Artigos | Postado no dia: 19 fevereiro, 2026

Doação em vida gera problemas futuros?

Conteúdo:

Doar bens aos filhos ainda em vida parece ser a melhor forma de evitar conflitos no inventário. Mas será que isso sempre resolve? Ou pode criar litígios ainda maiores no futuro?

Entenda quando a doação é válida, quando precisa ser trazida à colação e quais cuidados devem ser observados para evitar disputas familiares.

 

Texto Explicativo:

A doação em vida, especialmente aquela realizada por pais aos filhos, é prática comum no Brasil e frequentemente utilizada como instrumento de planejamento sucessório. Muitos acreditam que a transferência antecipada do patrimônio elimina conflitos futuros e simplifica o inventário. No entanto, a experiência forense demonstra que, quando realizada sem observância das regras do direito sucessório, a doação pode se transformar em fonte de litígios intensos e prolongados.

O Código Civil estabelece que os descendentes que concorrem à sucessão do ascendente comum são obrigados, para igualar as legítimas, a conferir o valor das doações recebidas em vida, nos termos do artigo 2.002 do Código Civil. Trata-se do instituto da colação, cujo objetivo é preservar a igualdade entre herdeiros necessários.

A doação feita de ascendente para descendente, via de regra, presume-se adiantamento da legítima. Isso significa que o bem doado não é simplesmente retirado da futura herança, mas será considerado no momento da partilha para que se mantenha o equilíbrio entre os herdeiros.

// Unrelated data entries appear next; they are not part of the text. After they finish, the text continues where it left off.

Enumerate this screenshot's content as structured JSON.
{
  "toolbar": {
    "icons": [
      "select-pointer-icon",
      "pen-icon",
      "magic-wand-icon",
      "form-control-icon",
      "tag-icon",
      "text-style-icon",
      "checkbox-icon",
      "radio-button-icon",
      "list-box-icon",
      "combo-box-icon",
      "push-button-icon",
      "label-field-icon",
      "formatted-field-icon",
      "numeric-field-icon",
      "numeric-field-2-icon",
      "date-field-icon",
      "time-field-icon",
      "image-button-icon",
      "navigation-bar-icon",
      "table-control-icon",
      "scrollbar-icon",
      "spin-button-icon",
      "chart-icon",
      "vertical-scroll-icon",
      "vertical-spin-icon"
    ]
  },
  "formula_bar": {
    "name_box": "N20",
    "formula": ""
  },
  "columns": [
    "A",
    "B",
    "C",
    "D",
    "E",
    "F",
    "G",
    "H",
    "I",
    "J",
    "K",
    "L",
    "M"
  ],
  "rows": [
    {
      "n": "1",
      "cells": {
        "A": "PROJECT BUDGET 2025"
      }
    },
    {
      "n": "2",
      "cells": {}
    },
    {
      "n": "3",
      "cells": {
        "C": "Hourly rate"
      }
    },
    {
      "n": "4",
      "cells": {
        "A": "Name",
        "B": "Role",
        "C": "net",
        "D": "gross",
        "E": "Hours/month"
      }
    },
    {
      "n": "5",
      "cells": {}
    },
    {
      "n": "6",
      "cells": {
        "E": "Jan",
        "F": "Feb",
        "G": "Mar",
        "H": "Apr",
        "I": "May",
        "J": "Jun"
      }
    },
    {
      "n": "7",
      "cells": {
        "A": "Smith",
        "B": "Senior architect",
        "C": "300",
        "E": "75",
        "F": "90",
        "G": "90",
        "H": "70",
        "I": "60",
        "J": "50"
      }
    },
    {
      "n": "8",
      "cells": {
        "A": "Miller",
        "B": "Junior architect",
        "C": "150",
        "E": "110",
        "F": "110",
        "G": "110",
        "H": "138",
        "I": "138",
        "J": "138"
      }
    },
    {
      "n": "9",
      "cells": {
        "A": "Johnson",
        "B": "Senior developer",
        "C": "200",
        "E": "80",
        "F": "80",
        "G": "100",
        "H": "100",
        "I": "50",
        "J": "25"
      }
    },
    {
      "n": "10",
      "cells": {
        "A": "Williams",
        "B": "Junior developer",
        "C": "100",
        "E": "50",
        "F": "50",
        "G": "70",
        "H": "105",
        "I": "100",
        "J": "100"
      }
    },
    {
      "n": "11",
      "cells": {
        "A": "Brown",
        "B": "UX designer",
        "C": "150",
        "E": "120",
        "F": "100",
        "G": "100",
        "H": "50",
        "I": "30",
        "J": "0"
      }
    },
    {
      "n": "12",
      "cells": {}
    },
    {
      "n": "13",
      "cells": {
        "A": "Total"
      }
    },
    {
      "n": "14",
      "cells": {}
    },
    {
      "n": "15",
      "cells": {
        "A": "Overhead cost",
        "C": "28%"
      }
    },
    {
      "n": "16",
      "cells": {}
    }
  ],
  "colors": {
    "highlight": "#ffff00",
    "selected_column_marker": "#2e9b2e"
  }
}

O Superior Tribunal de Justiça enfrentou essa matéria no julgamento do Recurso Especial nº 1.298.864/SP, Relator Ministro Marco Aurélio Bellizze, julgado em 19 de maio de 2015, no qual se firmou entendimento de que, para efeito de colação, é irrelevante o fato de o herdeiro ter nascido antes ou depois da doação. O que importa é a necessidade de igualar as legítimas entre todos os herdeiros necessários. No caso concreto, mesmo o filho concebido após a liberalidade teve reconhecido o direito à colação, garantindo-se a preservação da igualdade sucessória .

Isso demonstra que a doação feita hoje pode impactar direitos de herdeiros que sequer existiam à época do ato.

Outra questão frequentemente debatida diz respeito ao valor a ser considerado na colação. O Superior Tribunal de Justiça, no Recurso Especial nº 1.166.568/SP, Relator Ministro Lázaro Guimarães, julgado em 12 de dezembro de 2017, definiu que, aberta a sucessão na vigência do Código Civil de 2002, o valor a ser colacionado é aquele atribuído ao tempo da liberalidade, corrigido monetariamente até a data da abertura da sucessão .

Essa definição é fundamental, pois evita distorções decorrentes da valorização ou desvalorização do bem ao longo do tempo.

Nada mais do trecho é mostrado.